Xavier Giannoli se inspira en un hecho real ocurrido en 1997 para construir una película de extraña ambición. Un estafador de poca monta que, superado por el ritmo de los acontecimientos, se convierte en benefactor y transforma la vida de una ciudad entera es el punto de partida de un relato que tiende permanentemente al desborde, con abundantes personajes y un tema concreto, abstracto y simbólico a la vez. La mentira parte de una idea inquietante que de a poco va perdiendo contundencia por las torpezas del guión y la falta de audacia en la puesta en escena.
Paul es un ex convicto sin lazos familiares que se traslada de pueblo en pueblo haciendo módicas estafas y desapareciendo a la primera señal de peligro. Hasta que un día llega a una pequeña ciudad en decadencia por el abandono de los trabajos en un ramal de la autopista y, haciéndose pasar por el subcontratista de un gigante de la construcción para cobrar coimas de diversos proveedores, comienza a reactivar la obra y la moribunda economía local. A pesar de su escandalosa inexperiencia, Paul sostiene mucho tiempo la ilusión de unos habitantes demasiado felices ante la llegada del inesperado mesías como para dudar de su identidad, sus competencias o sus intenciones. La película vibra con una urgencia interior, que la vuelve fascinante a pesar de sus evidentes defectos, como si el director hubiese querido terminarla a las apuradas haciéndose eco de la terquedad de Paul para finalizar a tiempo esos kilómetros de autopista que no llevan a ninguna parte.
La puesta en escena se sitúa siempre por debajo de su potencial. Por ejemplo, Giannoli no aprovecha cinematográficamente la construcción de la autopista, no se anima a fijar mucho tiempo la cámara sobre todo ese polvo, ese barro, ese vals permanente de unidades monstruosas. El guión está tironeado entre distintas líneas narrativas exploradas sin demasiada convicción. La crónica social tiene un aire déjà vu, el drama romántico se abandona a mitad de camino y la bifurcación hacia el policial está marcada por la irrupción de un Depardieu caricaturesco. El director rodea al protagonista con un puñado de personajes secundarios caracterizados de manera muy pobre y siempre reducidos a su sola función narrativa: la alcaldesa enamorada, la empleada que admira a su jefe o el joven banquero que se debate entre la lucidez y el deseo de creer.
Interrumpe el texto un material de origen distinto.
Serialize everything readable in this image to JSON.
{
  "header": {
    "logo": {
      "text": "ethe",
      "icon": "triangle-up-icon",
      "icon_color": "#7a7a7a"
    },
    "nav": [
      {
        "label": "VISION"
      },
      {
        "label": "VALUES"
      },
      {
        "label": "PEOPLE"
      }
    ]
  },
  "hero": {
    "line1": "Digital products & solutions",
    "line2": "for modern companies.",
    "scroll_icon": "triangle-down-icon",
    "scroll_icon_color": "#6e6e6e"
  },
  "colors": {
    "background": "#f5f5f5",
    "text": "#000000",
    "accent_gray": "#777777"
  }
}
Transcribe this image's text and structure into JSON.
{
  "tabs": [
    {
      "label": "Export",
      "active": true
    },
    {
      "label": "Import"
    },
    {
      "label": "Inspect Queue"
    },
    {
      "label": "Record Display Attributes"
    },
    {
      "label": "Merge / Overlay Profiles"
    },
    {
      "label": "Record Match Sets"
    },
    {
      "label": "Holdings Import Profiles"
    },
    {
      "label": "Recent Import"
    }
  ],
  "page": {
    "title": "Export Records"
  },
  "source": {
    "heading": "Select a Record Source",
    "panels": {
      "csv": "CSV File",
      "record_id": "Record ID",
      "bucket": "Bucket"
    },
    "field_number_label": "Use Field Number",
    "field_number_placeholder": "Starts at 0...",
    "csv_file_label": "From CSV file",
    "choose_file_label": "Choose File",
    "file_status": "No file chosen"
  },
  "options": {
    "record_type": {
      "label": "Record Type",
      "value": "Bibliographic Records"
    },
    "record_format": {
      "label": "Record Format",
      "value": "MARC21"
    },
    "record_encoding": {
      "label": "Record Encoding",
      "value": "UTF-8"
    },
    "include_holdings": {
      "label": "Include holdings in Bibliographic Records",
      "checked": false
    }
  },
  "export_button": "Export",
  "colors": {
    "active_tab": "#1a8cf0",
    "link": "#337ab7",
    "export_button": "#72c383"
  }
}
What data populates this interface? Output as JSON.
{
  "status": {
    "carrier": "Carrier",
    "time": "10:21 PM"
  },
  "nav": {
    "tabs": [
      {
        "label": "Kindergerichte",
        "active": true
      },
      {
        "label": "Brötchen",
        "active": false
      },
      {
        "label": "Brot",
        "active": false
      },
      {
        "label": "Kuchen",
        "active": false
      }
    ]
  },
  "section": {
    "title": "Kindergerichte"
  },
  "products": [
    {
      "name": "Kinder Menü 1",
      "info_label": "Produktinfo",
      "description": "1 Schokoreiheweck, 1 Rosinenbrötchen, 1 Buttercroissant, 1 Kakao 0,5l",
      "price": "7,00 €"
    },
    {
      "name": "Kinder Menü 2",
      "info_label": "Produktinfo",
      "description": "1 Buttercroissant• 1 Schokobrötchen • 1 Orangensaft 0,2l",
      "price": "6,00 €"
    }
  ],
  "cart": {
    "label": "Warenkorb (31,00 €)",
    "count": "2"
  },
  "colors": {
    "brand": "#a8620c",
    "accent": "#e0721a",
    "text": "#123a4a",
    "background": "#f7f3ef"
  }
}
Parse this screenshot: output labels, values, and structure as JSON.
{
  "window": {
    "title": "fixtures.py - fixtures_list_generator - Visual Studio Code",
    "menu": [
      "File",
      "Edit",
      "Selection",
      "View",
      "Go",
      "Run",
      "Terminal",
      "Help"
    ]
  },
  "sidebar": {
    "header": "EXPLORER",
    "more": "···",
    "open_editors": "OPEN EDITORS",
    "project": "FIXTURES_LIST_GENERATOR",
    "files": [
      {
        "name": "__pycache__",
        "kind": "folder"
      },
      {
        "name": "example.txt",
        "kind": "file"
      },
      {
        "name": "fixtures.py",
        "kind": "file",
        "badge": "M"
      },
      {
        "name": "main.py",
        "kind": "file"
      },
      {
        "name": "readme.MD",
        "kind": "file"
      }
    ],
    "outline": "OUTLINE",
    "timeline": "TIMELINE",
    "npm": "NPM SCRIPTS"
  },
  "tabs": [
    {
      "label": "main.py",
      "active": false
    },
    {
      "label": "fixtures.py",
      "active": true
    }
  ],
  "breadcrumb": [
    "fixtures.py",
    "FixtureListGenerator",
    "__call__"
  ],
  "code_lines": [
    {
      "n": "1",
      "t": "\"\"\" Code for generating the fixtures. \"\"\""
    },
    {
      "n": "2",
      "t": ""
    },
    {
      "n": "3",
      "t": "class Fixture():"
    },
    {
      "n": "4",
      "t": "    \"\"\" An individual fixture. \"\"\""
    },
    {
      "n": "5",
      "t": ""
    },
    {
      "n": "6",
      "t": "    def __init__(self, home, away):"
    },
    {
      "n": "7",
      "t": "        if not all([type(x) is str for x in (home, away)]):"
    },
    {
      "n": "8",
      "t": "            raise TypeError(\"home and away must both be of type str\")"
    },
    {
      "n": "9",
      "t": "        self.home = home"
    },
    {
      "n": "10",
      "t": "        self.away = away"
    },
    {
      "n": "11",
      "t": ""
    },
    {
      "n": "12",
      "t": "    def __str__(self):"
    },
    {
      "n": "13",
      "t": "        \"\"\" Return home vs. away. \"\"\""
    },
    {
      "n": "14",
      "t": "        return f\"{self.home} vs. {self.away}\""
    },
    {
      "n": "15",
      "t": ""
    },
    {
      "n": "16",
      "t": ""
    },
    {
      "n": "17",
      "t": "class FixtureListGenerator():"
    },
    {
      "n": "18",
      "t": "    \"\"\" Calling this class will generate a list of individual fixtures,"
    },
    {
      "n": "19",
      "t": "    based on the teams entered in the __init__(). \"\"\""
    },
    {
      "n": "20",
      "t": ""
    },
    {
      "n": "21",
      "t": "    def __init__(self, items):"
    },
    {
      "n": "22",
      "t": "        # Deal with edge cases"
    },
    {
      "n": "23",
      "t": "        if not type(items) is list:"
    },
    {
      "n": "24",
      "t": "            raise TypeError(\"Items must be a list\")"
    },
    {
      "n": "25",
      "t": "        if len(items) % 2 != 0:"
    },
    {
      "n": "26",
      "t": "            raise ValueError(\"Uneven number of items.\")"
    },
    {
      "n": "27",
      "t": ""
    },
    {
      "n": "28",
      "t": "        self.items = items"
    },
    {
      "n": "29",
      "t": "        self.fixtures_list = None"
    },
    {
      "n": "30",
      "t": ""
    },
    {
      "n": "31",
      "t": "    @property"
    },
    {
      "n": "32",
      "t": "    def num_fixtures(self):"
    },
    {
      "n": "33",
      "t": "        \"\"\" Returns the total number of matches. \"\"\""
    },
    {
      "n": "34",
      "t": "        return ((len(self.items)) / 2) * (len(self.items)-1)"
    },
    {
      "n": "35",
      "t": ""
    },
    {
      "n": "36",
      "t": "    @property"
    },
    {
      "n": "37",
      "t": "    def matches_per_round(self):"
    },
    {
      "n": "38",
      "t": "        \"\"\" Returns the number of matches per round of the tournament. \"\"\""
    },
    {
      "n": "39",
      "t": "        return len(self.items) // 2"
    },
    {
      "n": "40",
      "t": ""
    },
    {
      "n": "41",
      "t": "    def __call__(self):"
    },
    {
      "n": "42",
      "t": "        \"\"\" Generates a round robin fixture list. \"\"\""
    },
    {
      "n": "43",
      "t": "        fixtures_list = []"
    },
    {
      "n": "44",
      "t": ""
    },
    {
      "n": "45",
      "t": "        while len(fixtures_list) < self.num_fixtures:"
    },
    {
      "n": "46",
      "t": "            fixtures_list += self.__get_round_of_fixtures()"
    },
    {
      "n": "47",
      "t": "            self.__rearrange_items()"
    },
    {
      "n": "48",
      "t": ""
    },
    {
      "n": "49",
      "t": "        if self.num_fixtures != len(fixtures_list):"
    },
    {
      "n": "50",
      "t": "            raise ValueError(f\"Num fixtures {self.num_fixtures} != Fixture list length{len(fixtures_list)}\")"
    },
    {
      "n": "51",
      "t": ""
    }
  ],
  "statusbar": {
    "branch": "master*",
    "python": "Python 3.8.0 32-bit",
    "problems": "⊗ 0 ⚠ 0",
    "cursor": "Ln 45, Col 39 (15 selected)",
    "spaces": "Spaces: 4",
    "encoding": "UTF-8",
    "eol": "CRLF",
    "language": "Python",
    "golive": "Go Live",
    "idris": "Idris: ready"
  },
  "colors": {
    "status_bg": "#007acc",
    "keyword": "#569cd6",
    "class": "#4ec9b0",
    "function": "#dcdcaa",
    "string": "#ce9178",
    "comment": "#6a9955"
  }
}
La película es más interesante cuando se confina a la descripción de los pequeños trucos del estafador para engañar a todo su entorno, ganar tiempo y mantener el control de una situación que amenaza con irse de las manos a cada instante. Giannoli maneja con destreza el suspenso que provoca el permanente aplazamiento de un final que sabe inevitable. Pero la verdadera originalidad de la película está en el retrato de su antihéroe. François Cluzet luce muy convincente en un registro grisáceo y compone a un personaje inédito que no inquieta pero tampoco termina de generar empatía, y que se define menos por quién es que por lo que los otros proyectan sobre él. No es un mentiroso patológico, ni un criminal genérico, ni menos aún un estafador hollywoodense salido de La gran estafa, sino un personaje laborioso, parco y algo tierno. Un marginal que intenta darse paso en el mundo de la gente ordinaria y acaba perdiéndose en un traje demasiado grande. Un hombre engañado por su propia impostura, una máscara que termina siendo su rostro.